José Luis Parra
El poder desgasta. Siempre. La diferencia es que algunos regímenes tardan años en descubrirlo y otros apenas unos meses. La llamada Cuarta Transformación ya comenzó a sentir en carne propia el peso del desgaste, el exceso de confianza y el peligroso hábito de creerse invencible.
Y cuando un gobierno se siente invencible, normalmente empieza a cometer estupideces políticas.
Eso justamente parece estar ocurriendo.
Morena y la presidenta Claudia Sheinbaum comienzan a registrar síntomas que hace apenas semanas parecían imposibles: caída en aprobación, desgaste de marca, crecimiento de negativos y, peor aún para cualquier régimen, la percepción de que el poder ya no resuelve todo.
El problema para el oficialismo no es solamente la inseguridad, ni Sinaloa, ni Chihuahua, ni la economía estancada, ni las vacaciones de lujo de algunos cuadros morenistas que descubrieron demasiado rápido las mieles del presupuesto. El verdadero problema es otro: la narrativa de superioridad moral empieza a desmoronarse.

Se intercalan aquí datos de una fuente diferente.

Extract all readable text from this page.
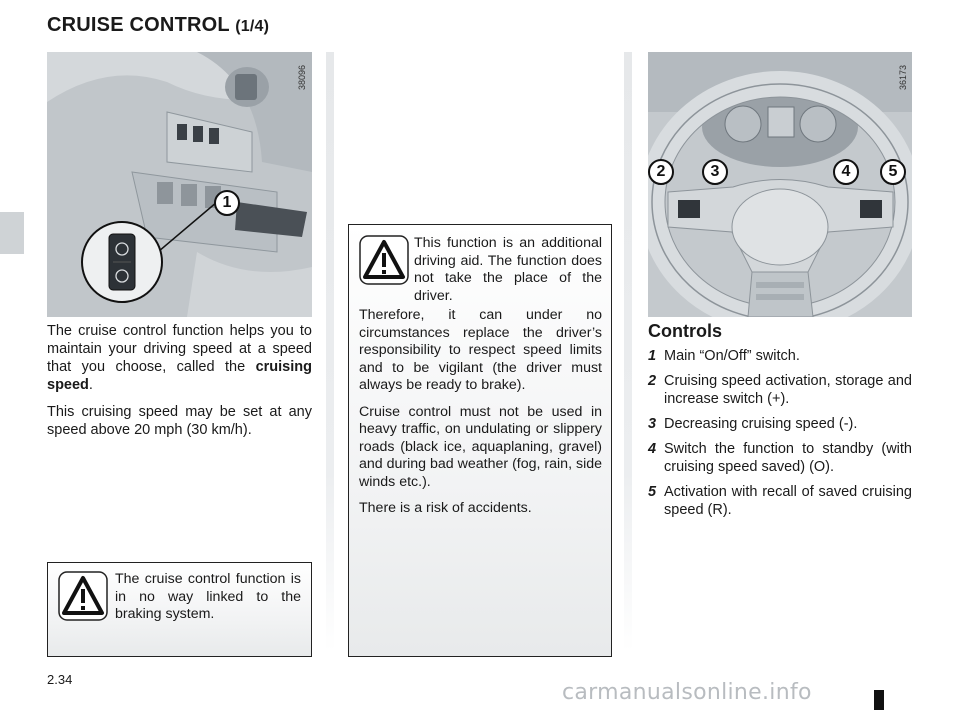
CRUISE CONTROL (1/4)
38096
1
36173
2	3	4	5

The cruise control function helps you to maintain your driving speed at a speed that you choose, called the cruising speed.

This cruising speed may be set at any speed above 20 mph (30 km/h).

This function is an additional driving aid. The function does not take the place of the driver.

Therefore, it can under no circumstances replace the driver’s responsibility to respect speed limits and to be vigilant (the driver must always be ready to brake).

Cruise control must not be used in heavy traffic, on undulating or slippery roads (black ice, aquaplaning, gravel) and during bad weather (fog, rain, side winds etc.).

There is a risk of accidents.

The cruise control function is in no way linked to the braking system.
Controls
1 Main “On/Off” switch.
2 Cruising speed activation, storage and increase switch (+).
3 Decreasing cruising speed (-).
4 Switch the function to standby (with cruising speed saved) (O).
5 Activation with recall of saved cruising speed (R).
2.34
carmanualsonline.info
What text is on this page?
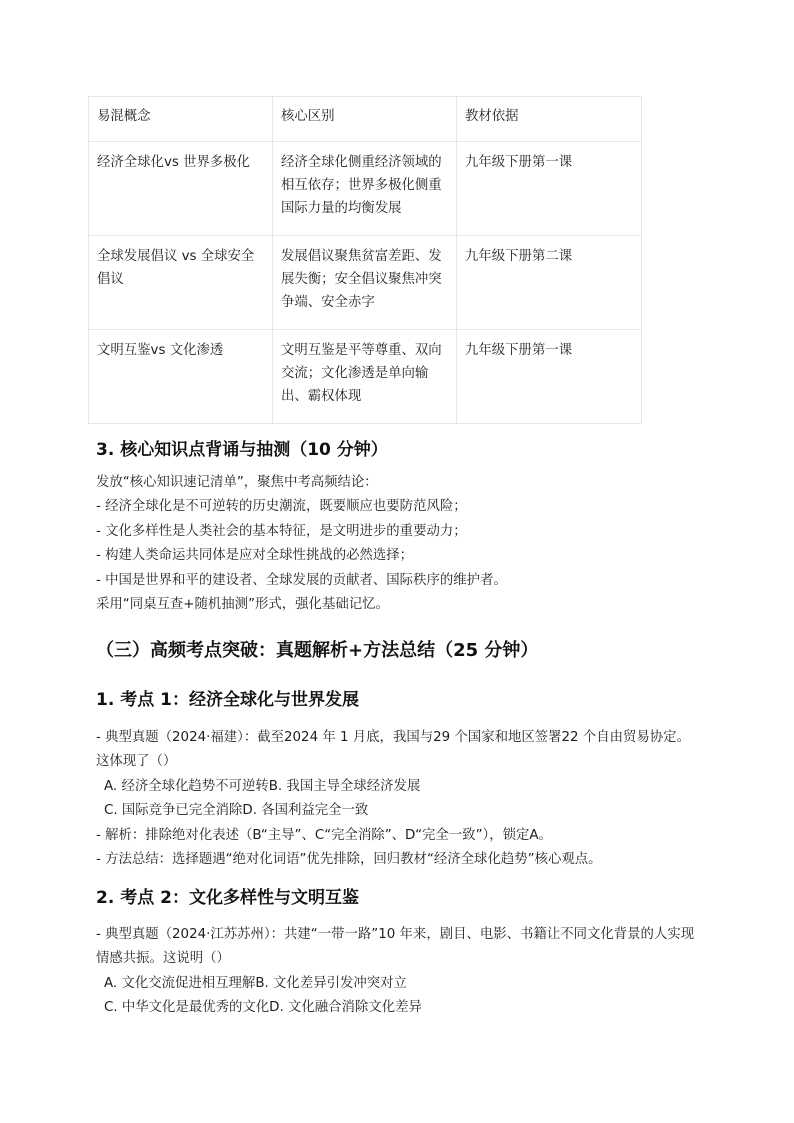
易混概念	核心区别	教材依据
经济全球化vs 世界多极化	经济全球化侧重经济领域的相互依存；世界多极化侧重国际力量的均衡发展	九年级下册第一课
全球发展倡议 vs 全球安全倡议	发展倡议聚焦贫富差距、发展失衡；安全倡议聚焦冲突争端、安全赤字	九年级下册第二课
文明互鉴vs 文化渗透	文明互鉴是平等尊重、双向交流；文化渗透是单向输出、霸权体现	九年级下册第一课
3. 核心知识点背诵与抽测（10 分钟）
发放“核心知识速记清单”，聚焦中考高频结论：
- 经济全球化是不可逆转的历史潮流，既要顺应也要防范风险；
- 文化多样性是人类社会的基本特征，是文明进步的重要动力；
- 构建人类命运共同体是应对全球性挑战的必然选择；
- 中国是世界和平的建设者、全球发展的贡献者、国际秩序的维护者。
采用“同桌互查+随机抽测”形式，强化基础记忆。
（三）高频考点突破：真题解析+方法总结（25 分钟）
1. 考点 1：经济全球化与世界发展
- 典型真题（2024·福建）：截至2024 年 1 月底，我国与29 个国家和地区签署22 个自由贸易协定。这体现了（）
A. 经济全球化趋势不可逆转B. 我国主导全球经济发展
C. 国际竞争已完全消除D. 各国利益完全一致
- 解析：排除绝对化表述（B“主导”、C“完全消除”、D“完全一致”），锁定A。
- 方法总结：选择题遇“绝对化词语”优先排除，回归教材“经济全球化趋势”核心观点。
2. 考点 2：文化多样性与文明互鉴
- 典型真题（2024·江苏苏州）：共建“一带一路”10 年来，剧目、电影、书籍让不同文化背景的人实现情感共振。这说明（）
A. 文化交流促进相互理解B. 文化差异引发冲突对立
C. 中华文化是最优秀的文化D. 文化融合消除文化差异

Y cuando se cae la narrativa, comienza el nerviosismo.
Por eso en Palacio ya revisan encuestas con la misma angustia con la que antes revisaban expedientes judiciales. Los números empiezan a dejar de ser cómodos. Y en política los porcentajes funcionan igual que la sangre en el mar: cuando aparecen, los tiburones se acercan.
La 4T luce desconcertada. Defiende gobernadores cuestionados mientras predica honestidad. Habla de austeridad mientras aparecen yates, relojes de lujo, hoteles europeos, postales asiáticas y escapadas familiares dignas de influencers aspiracionales.
El discurso franciscano terminó chocando con el shopping internacional.
Y entonces apareció Chihuahua.
Lo que originalmente parecía un operativo más en la interminable guerra contra el narcotráfico terminó convirtiéndose en un error estratégico monumental para Morena. Porque el oficialismo, en su desesperación por controlar daños y enemigos, cometió una vieja torpeza del sistema político mexicano: fabricar mártires.
Y no hay oposición más peligrosa que aquella que encuentra una víctima rentable.
Maru Campos pasó de ser una gobernadora panista regional a símbolo nacional de resistencia. Así de rápido. Así de torpe fue la maniobra oficialista.
El PAN, que llevaba meses atrapado entre discursos aburridos, relanzamientos fallidos y dirigencias incapaces de conectar con la ciudadanía, encontró finalmente una bandera emocional. Y en política las emociones suelen valer más que las estructuras.
Hoy el panismo se cohesiona alrededor de una narrativa sencilla pero efectiva: persecución política.
La comparación ya circula entre dirigentes azules: el desafuero de López Obrador en 2005. Aquella operación impulsada por Vicente Fox terminó convirtiendo al entonces jefe de Gobierno en víctima nacional y posteriormente en presidente.
La historia mexicana tiene ese humor negro: los gobiernos suelen fabricar a sus propios adversarios.
Salinas ayudó a Fox.
Fox ayudó a López Obrador.
Y ahora, según la tesis que ya recorre los pasillos panistas, Sheinbaum podría estar ayudando a Maru Campos.
Suena exagerado. Quizá lo sea.
Pero también parecía exagerado pensar que López Obrador sobreviviría políticamente al desafuero.
El problema para Morena es que las crisis empiezan a acumularse demasiado rápido. Y las acumulaciones suelen convertirse en avalanchas.
Sinaloa desgasta.
Chihuahua desgasta.
La economía no ayuda.
La inseguridad tampoco.
Y encima el obradorismo enfrenta algo todavía más delicado: el desgaste interno. Porque cuando el poder absoluto empieza a deteriorarse, aparecen los cuchillos largos dentro del propio movimiento.
Ya comenzaron las advertencias internas para evitar lujos, viajes ostentosos y amistades incómodas rumbo al 2027. Traducido al español político: en Palacio entienden perfectamente que la austeridad dejó de ser virtud moral y volvió a convertirse en necesidad electoral.
Tarde.
Muy tarde quizá.
Porque mientras Morena intenta apagar incendios, el PAN encontró oxígeno. Y Maru Campos recibió, sin pedirlo, el mejor regalo político posible: convertirse en objetivo del régimen.
Ahora falta ver si sabe administrar ese capital.
Porque una cosa es que te fabriquen como símbolo.
Y otra muy distinta es sobrevivir a la cosecha.